Touch of Evil

Year: 1958
Studio: Universal
Director: Orson Welles
Writer: Orson Welles
Cast: Orson Welles, Charlton Heston, Janet Leigh
Orson Welles was the M Night Shyamalan of his day. His breakout film stunned the world, and each one after that - though high quality - impressed to a lesser degree every time.

This was Welles as I recognised him from the late 1970s, becoming the overweight, grizzled, booming-voiced authoritarian from Nashua copier ads and Transformers movies.
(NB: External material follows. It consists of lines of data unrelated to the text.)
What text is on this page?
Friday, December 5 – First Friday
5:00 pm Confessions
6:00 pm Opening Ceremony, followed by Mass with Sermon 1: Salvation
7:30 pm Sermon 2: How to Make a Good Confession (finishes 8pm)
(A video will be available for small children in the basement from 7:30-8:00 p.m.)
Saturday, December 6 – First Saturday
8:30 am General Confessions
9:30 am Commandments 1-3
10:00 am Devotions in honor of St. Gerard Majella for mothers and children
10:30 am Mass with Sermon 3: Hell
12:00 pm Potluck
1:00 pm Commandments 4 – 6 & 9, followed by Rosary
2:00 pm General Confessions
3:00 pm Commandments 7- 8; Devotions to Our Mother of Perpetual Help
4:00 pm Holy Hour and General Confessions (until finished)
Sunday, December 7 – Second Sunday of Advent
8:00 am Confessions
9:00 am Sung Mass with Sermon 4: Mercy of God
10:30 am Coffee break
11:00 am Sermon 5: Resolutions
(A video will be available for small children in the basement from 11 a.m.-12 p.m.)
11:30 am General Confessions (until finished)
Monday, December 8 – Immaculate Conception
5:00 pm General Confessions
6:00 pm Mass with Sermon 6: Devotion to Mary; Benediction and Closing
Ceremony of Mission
He wasn't above ridiculous casting either (no more than David Lean casting Alec Guinness as a Saudi prince), getting Charlton Heston - as American a guy as there ever was - to play a slick Mexican government official and the target of an assassination plot.

Welles is Quinlan, the Sam Spade-like detective on the case, once legendary and now burning swiftly out. As Vargas (Heston) soon learns, Quinlan will mete out justice by any means necessary - even if it means planting evidence to nail the man he believes responsible.

The Mexican border town is kind of colourless (not in the literal sense - it is a black and white film) and would be well served by a modern remake by the likes of Cuaron or Innaritu. An though Welles' by-then waning talent casts a long shadow over the whole film, it's a fairly run of the mill cop drama for completists only.

And yes, that's a pre Psyhco Janet Leigh as Vargas' American wife.